The company’s quarterly net sales rose 5 percent to $2.77 billion from $2.65 billion, contributed by consistent strength across the company’s domestic fluid systems and renal segment, along with global momentum in nutrition, and heightened demand for the firm’s cytotoxic contract manufacturing services, Saccaro said.
The company reported $1.2 billion free cash flow for the year ended Dec. 31, up more than $300 million compared with the year-earlier results, boosted by underlying operational performance, lower capital expenditures and improved working capital performance, Saccaro said.
“We’ll continue to buy shares,” CEO José Almeida said in the conference call. “We are going to continue to pay the dividends and increase dividends every year like we have done in the past, and do the small deals or deals which are complementary with higher volume and velocity.”

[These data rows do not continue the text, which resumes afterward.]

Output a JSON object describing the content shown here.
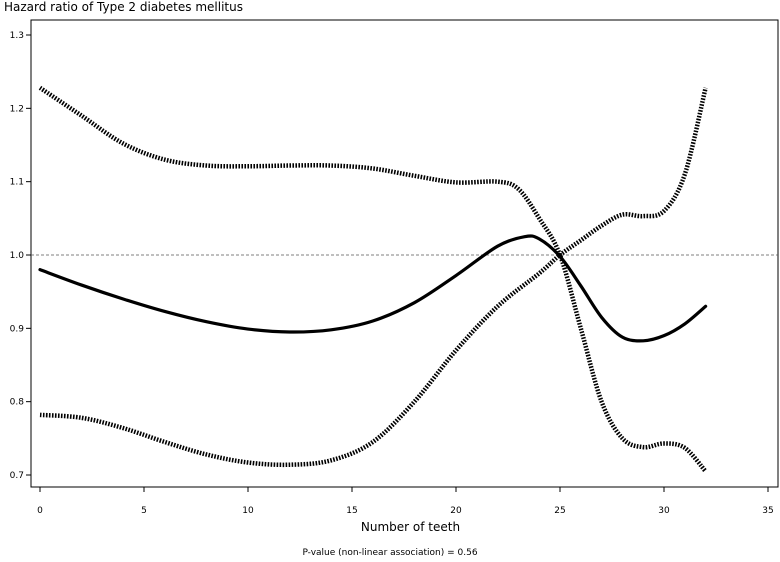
{
  "chart_data": {
    "type": "line",
    "title": "Hazard ratio of Type 2 diabetes mellitus",
    "xlabel": "Number of teeth",
    "ylabel": "",
    "xlim": [
      0,
      35
    ],
    "ylim": [
      0.68,
      1.31
    ],
    "x_ticks": [
      "0",
      "5",
      "10",
      "15",
      "20",
      "25",
      "30",
      "35"
    ],
    "y_ticks": [
      "0.7",
      "0.8",
      "0.9",
      "1.0",
      "1.1",
      "1.2",
      "1.3"
    ],
    "reference_line": 1.0,
    "annotation": "P-value (non-linear association) = 0.56",
    "legend": "none",
    "grid": false,
    "series": [
      {
        "style": "solid",
        "color": "#000000",
        "x": [
          0,
          2,
          4,
          6,
          8,
          10,
          12,
          14,
          16,
          18,
          20,
          22,
          23.3,
          24,
          25,
          26,
          27,
          28,
          29,
          30,
          31,
          32
        ],
        "y": [
          0.98,
          0.959,
          0.94,
          0.923,
          0.909,
          0.899,
          0.895,
          0.898,
          0.91,
          0.935,
          0.972,
          1.012,
          1.025,
          1.022,
          0.998,
          0.958,
          0.915,
          0.888,
          0.883,
          0.89,
          0.906,
          0.93
        ]
      },
      {
        "style": "dotted",
        "color": "#000000",
        "x": [
          0,
          2,
          4,
          6,
          8,
          10,
          12,
          14,
          16,
          18,
          20,
          22,
          23,
          24,
          25,
          26,
          27,
          28,
          29,
          30,
          31,
          32
        ],
        "y": [
          1.228,
          1.19,
          1.152,
          1.13,
          1.122,
          1.121,
          1.122,
          1.122,
          1.118,
          1.108,
          1.099,
          1.1,
          1.09,
          1.05,
          1.0,
          0.9,
          0.8,
          0.75,
          0.738,
          0.743,
          0.737,
          0.705
        ]
      },
      {
        "style": "dotted",
        "color": "#000000",
        "x": [
          0,
          2,
          4,
          6,
          8,
          10,
          12,
          14,
          16,
          18,
          20,
          22,
          24,
          25,
          26,
          27,
          28,
          29,
          30,
          31,
          32
        ],
        "y": [
          0.782,
          0.778,
          0.764,
          0.745,
          0.728,
          0.717,
          0.714,
          0.72,
          0.745,
          0.8,
          0.87,
          0.93,
          0.975,
          1.0,
          1.02,
          1.04,
          1.055,
          1.053,
          1.06,
          1.11,
          1.228
        ]
      }
    ]
  }
}
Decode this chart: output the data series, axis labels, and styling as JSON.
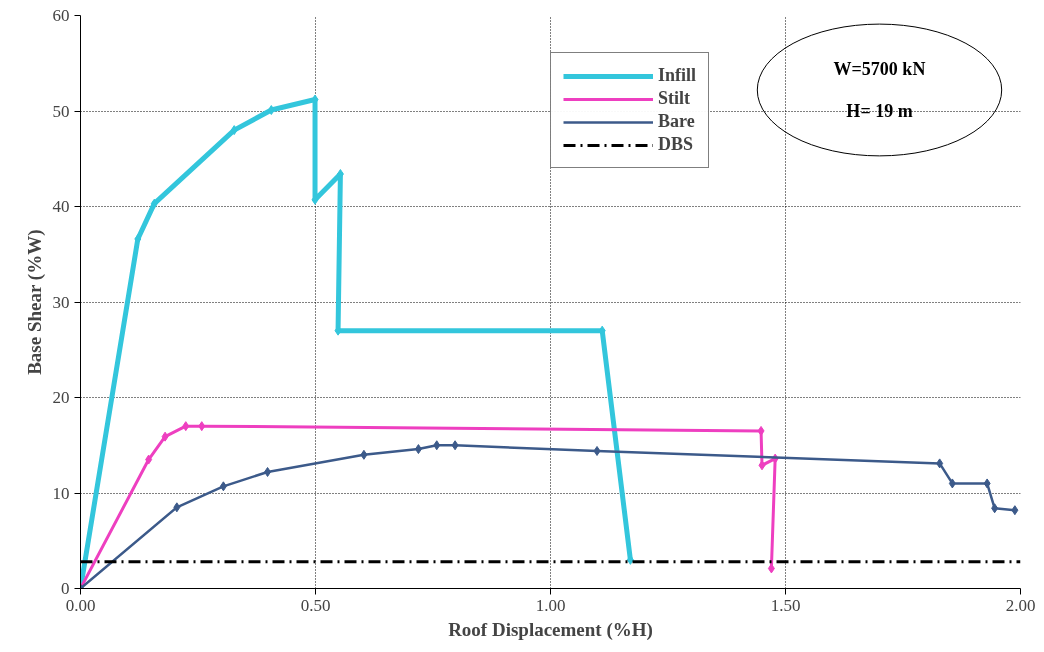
{
  "chart_data": {
    "type": "line",
    "xlabel": "Roof Displacement (%H)",
    "ylabel": "Base Shear (%W)",
    "xlim": [
      0,
      2.0
    ],
    "ylim": [
      0,
      60
    ],
    "xticks": [
      {
        "value": 0,
        "label": "0.00"
      },
      {
        "value": 0.5,
        "label": "0.50"
      },
      {
        "value": 1.0,
        "label": "1.00"
      },
      {
        "value": 1.5,
        "label": "1.50"
      },
      {
        "value": 2.0,
        "label": "2.00"
      }
    ],
    "yticks": [
      0,
      10,
      20,
      30,
      40,
      50,
      60
    ],
    "grid": true,
    "legend": "top",
    "marker": "diamond",
    "series": [
      {
        "name": "Infill",
        "color": "#33c6dc",
        "x": [
          0,
          0.122,
          0.157,
          0.327,
          0.406,
          0.499,
          0.499,
          0.553,
          0.548,
          1.11,
          1.17
        ],
        "values": [
          0,
          36.6,
          40.3,
          48.0,
          50.1,
          51.2,
          40.7,
          43.4,
          27.0,
          27.0,
          3.0
        ]
      },
      {
        "name": "Stilt",
        "color": "#ee3fc0",
        "x": [
          0,
          0.145,
          0.18,
          0.224,
          0.258,
          1.448,
          1.45,
          1.478,
          1.47
        ],
        "values": [
          0,
          13.5,
          15.9,
          17.0,
          17.0,
          16.5,
          12.9,
          13.6,
          2.1
        ]
      },
      {
        "name": "Bare",
        "color": "#3c5a8a",
        "x": [
          0,
          0.205,
          0.304,
          0.398,
          0.603,
          0.719,
          0.758,
          0.797,
          1.099,
          1.828,
          1.855,
          1.929,
          1.945,
          1.988
        ],
        "values": [
          0,
          8.5,
          10.7,
          12.2,
          14.0,
          14.6,
          15.0,
          15.0,
          14.4,
          13.1,
          11.0,
          11.0,
          8.4,
          8.2
        ]
      }
    ],
    "ref_lines": [
      {
        "axis": "y",
        "value": 2.8,
        "label": "DBS",
        "color": "#000000",
        "line_style": "dashdot"
      }
    ],
    "annotations": [
      "W=5700 kN",
      "H= 19 m"
    ]
  }
}
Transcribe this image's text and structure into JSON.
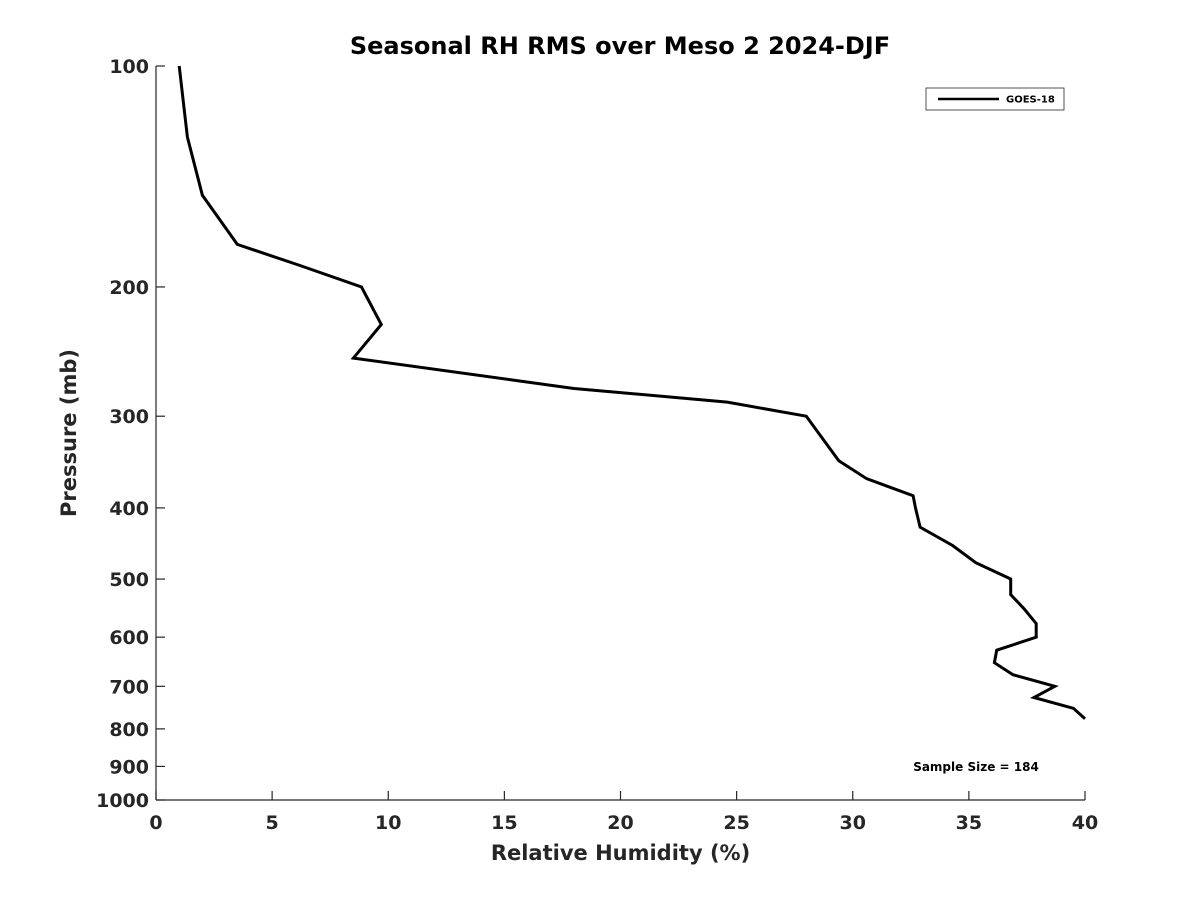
{
  "chart_data": {
    "type": "line",
    "title": "Seasonal RH RMS over Meso 2  2024-DJF",
    "xlabel": "Relative Humidity (%)",
    "ylabel": "Pressure (mb)",
    "xlim": [
      0,
      40
    ],
    "ylim": [
      100,
      1000
    ],
    "yscale": "log",
    "y_reversed": true,
    "xticks": [
      0,
      5,
      10,
      15,
      20,
      25,
      30,
      35,
      40
    ],
    "xtick_labels": [
      "0",
      "5",
      "10",
      "15",
      "20",
      "25",
      "30",
      "35",
      "40"
    ],
    "yticks": [
      100,
      200,
      300,
      400,
      500,
      600,
      700,
      800,
      900,
      1000
    ],
    "ytick_labels": [
      "100",
      "200",
      "300",
      "400",
      "500",
      "600",
      "700",
      "800",
      "900",
      "1000"
    ],
    "grid": false,
    "legend_position": "top-right",
    "annotation": "Sample Size = 184",
    "series": [
      {
        "name": "GOES-18",
        "color": "#000000",
        "points": [
          {
            "x": 1.0,
            "y": 100
          },
          {
            "x": 1.35,
            "y": 125
          },
          {
            "x": 2.0,
            "y": 150
          },
          {
            "x": 3.5,
            "y": 175
          },
          {
            "x": 6.2,
            "y": 187
          },
          {
            "x": 8.85,
            "y": 200
          },
          {
            "x": 9.7,
            "y": 225
          },
          {
            "x": 8.5,
            "y": 250
          },
          {
            "x": 18.0,
            "y": 275
          },
          {
            "x": 24.6,
            "y": 287
          },
          {
            "x": 28.0,
            "y": 300
          },
          {
            "x": 28.8,
            "y": 325
          },
          {
            "x": 29.4,
            "y": 345
          },
          {
            "x": 30.6,
            "y": 365
          },
          {
            "x": 32.6,
            "y": 385
          },
          {
            "x": 32.7,
            "y": 400
          },
          {
            "x": 32.9,
            "y": 425
          },
          {
            "x": 34.3,
            "y": 450
          },
          {
            "x": 35.3,
            "y": 475
          },
          {
            "x": 36.8,
            "y": 500
          },
          {
            "x": 36.8,
            "y": 525
          },
          {
            "x": 37.4,
            "y": 550
          },
          {
            "x": 37.9,
            "y": 575
          },
          {
            "x": 37.9,
            "y": 600
          },
          {
            "x": 36.2,
            "y": 625
          },
          {
            "x": 36.1,
            "y": 650
          },
          {
            "x": 36.9,
            "y": 675
          },
          {
            "x": 38.7,
            "y": 700
          },
          {
            "x": 37.8,
            "y": 725
          },
          {
            "x": 39.5,
            "y": 750
          },
          {
            "x": 40.0,
            "y": 775
          }
        ]
      }
    ]
  }
}
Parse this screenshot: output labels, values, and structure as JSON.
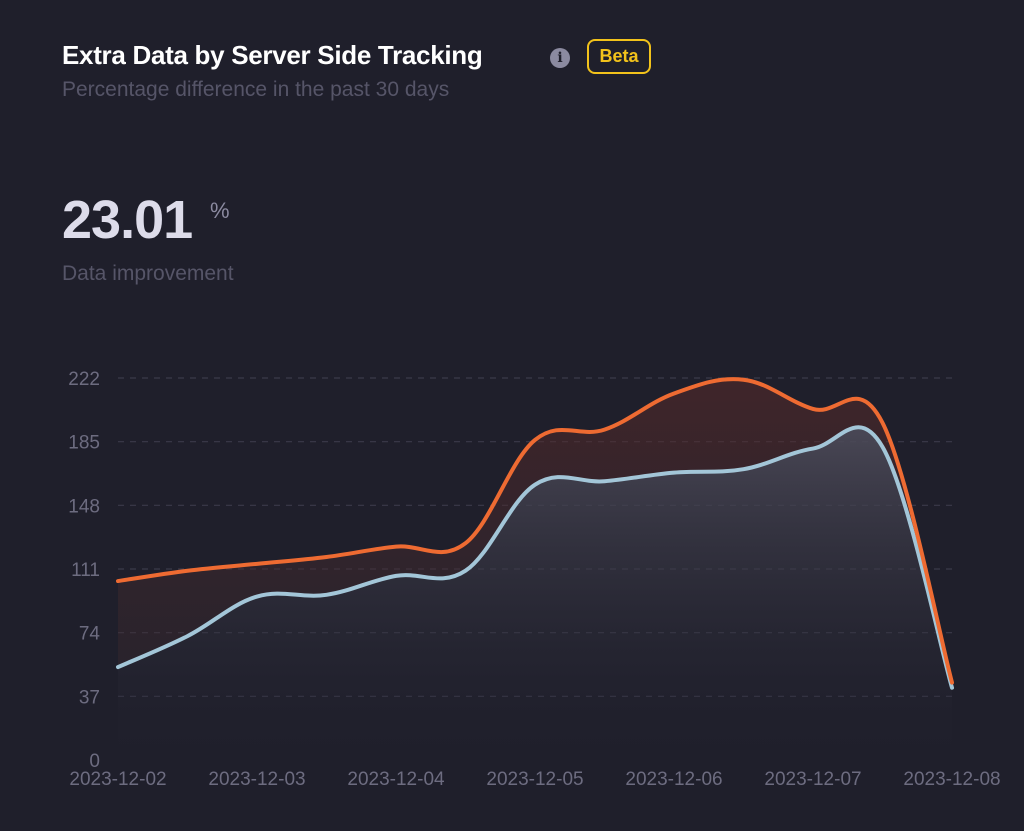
{
  "header": {
    "title": "Extra Data by Server Side Tracking",
    "info_icon": "info-icon",
    "badge": "Beta",
    "subtitle": "Percentage difference in the past 30 days"
  },
  "metric": {
    "value": "23.01",
    "unit": "%",
    "label": "Data improvement"
  },
  "colors": {
    "background": "#1f1f2b",
    "series_orange": "#ee6b32",
    "series_blue": "#a3c6d8",
    "badge": "#f2c21b"
  },
  "chart_data": {
    "type": "area",
    "title": "",
    "xlabel": "",
    "ylabel": "",
    "x": [
      "2023-12-02",
      "2023-12-02.5",
      "2023-12-03",
      "2023-12-03.5",
      "2023-12-04",
      "2023-12-04.5",
      "2023-12-05",
      "2023-12-05.5",
      "2023-12-06",
      "2023-12-06.5",
      "2023-12-07",
      "2023-12-07.5",
      "2023-12-08"
    ],
    "x_tick_labels": [
      "2023-12-02",
      "2023-12-03",
      "2023-12-04",
      "2023-12-05",
      "2023-12-06",
      "2023-12-07",
      "2023-12-08"
    ],
    "y_ticks": [
      0,
      37,
      74,
      111,
      148,
      185,
      222
    ],
    "ylim": [
      0,
      222
    ],
    "grid": true,
    "series": [
      {
        "color": "#ee6b32",
        "values": [
          104,
          110,
          114,
          118,
          124,
          126,
          186,
          192,
          213,
          221,
          204,
          196,
          45
        ]
      },
      {
        "color": "#a3c6d8",
        "values": [
          54,
          72,
          95,
          96,
          107,
          110,
          160,
          162,
          167,
          169,
          181,
          182,
          42
        ]
      }
    ]
  }
}
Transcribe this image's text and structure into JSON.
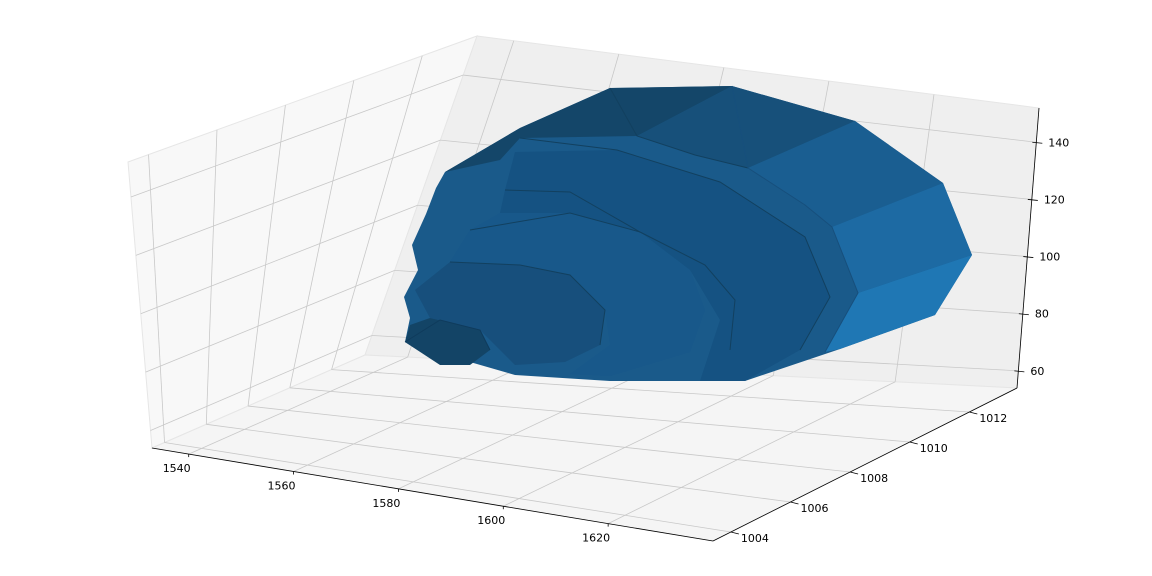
{
  "chart_data": {
    "type": "surface3d",
    "title": "",
    "xlabel": "",
    "ylabel": "",
    "zlabel": "",
    "grid": true,
    "surface_color": "#1f77b4",
    "pane_color": "#f2f2f2",
    "grid_color": "#c8c8c8",
    "x_ticks": [
      "1540",
      "1560",
      "1580",
      "1600",
      "1620"
    ],
    "y_ticks": [
      "1004",
      "1006",
      "1008",
      "1010",
      "1012"
    ],
    "z_ticks": [
      "60",
      "80",
      "100",
      "120",
      "140"
    ],
    "xlim": [
      1533,
      1640
    ],
    "ylim": [
      1003.4,
      1013.6
    ],
    "zlim": [
      54,
      152
    ]
  }
}
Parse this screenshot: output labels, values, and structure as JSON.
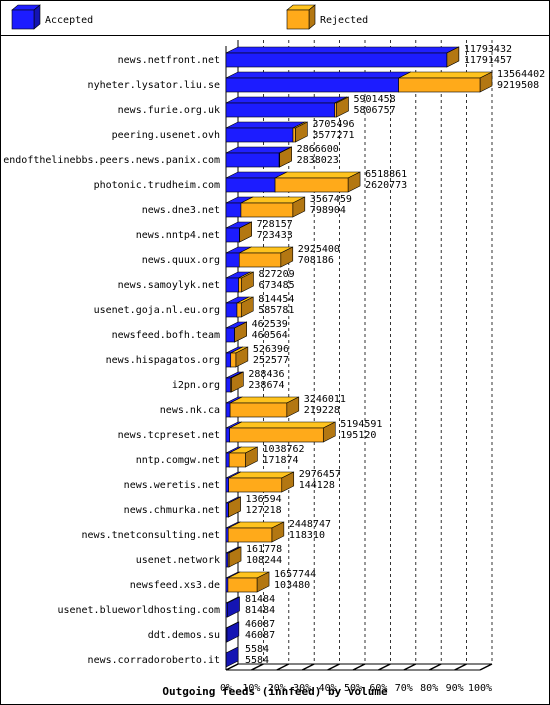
{
  "chart_data": {
    "type": "bar3d",
    "title": "Outgoing feeds (innfeed) by volume",
    "legend": [
      {
        "name": "Accepted",
        "color": "#1c1cff"
      },
      {
        "name": "Rejected",
        "color": "#ffaa1a"
      }
    ],
    "categories": [
      "news.netfront.net",
      "nyheter.lysator.liu.se",
      "news.furie.org.uk",
      "peering.usenet.ovh",
      "endofthelinebbs.peers.news.panix.com",
      "photonic.trudheim.com",
      "news.dne3.net",
      "news.nntp4.net",
      "news.quux.org",
      "news.samoylyk.net",
      "usenet.goja.nl.eu.org",
      "newsfeed.bofh.team",
      "news.hispagatos.org",
      "i2pn.org",
      "news.nk.ca",
      "news.tcpreset.net",
      "nntp.comgw.net",
      "news.weretis.net",
      "news.chmurka.net",
      "news.tnetconsulting.net",
      "usenet.network",
      "newsfeed.xs3.de",
      "usenet.blueworldhosting.com",
      "ddt.demos.su",
      "news.corradoroberto.it"
    ],
    "totals": [
      11793432,
      13564402,
      5901458,
      3705496,
      2866600,
      6518861,
      3567459,
      728157,
      2925400,
      827209,
      814454,
      462539,
      526396,
      288436,
      3246011,
      5194591,
      1038762,
      2976457,
      136594,
      2448747,
      161778,
      1657744,
      81484,
      46087,
      5584
    ],
    "accepted": [
      11791457,
      9219508,
      5806757,
      3577271,
      2838023,
      2620773,
      798904,
      723433,
      708186,
      673485,
      585781,
      460564,
      252577,
      238674,
      219228,
      195120,
      171874,
      144128,
      127218,
      118310,
      108244,
      103480,
      81484,
      46087,
      5584
    ],
    "xlim": [
      0,
      100
    ],
    "xticks": [
      {
        "value": 0,
        "label": "0%"
      },
      {
        "value": 10,
        "label": "10%"
      },
      {
        "value": 20,
        "label": "20%"
      },
      {
        "value": 30,
        "label": "30%"
      },
      {
        "value": 40,
        "label": "40%"
      },
      {
        "value": 50,
        "label": "50%"
      },
      {
        "value": 60,
        "label": "60%"
      },
      {
        "value": 70,
        "label": "70%"
      },
      {
        "value": 80,
        "label": "80%"
      },
      {
        "value": 90,
        "label": "90%"
      },
      {
        "value": 100,
        "label": "100%"
      }
    ],
    "grid": true
  }
}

The company expects to repurchase roughly $500 million of shares in the current quarter ended March 31, compared with the full-year buyback of about $600 million in 2017, Saccaro said.
For the full year 2017, the company reported an 86 percent drop in net income to $717 million, or $1.29 per diluted share, from $5.0 billion, or $9.01 per share in the earlier year. Adjusted income from continuing operations rose 28 percent to $1.38 billion, or $2.48 per diluted share, from $1.08 billion, or $1.96 per share. Annual net sales rose 4 percent to $10.6 billion from $10.2 billion.
The company said it expects adjusted earnings to range from $2.72 to $2.80 per diluted share in 2018. GAAP-based diluted per-share earnings are estimated to be between $2.25 and $2.38. Sales are anticipated to increase by 6 percent to 7 percent. The company expects full-year free cash flow of $1.4 billion.
Baxter International shares closed at $69.95, down $2.08.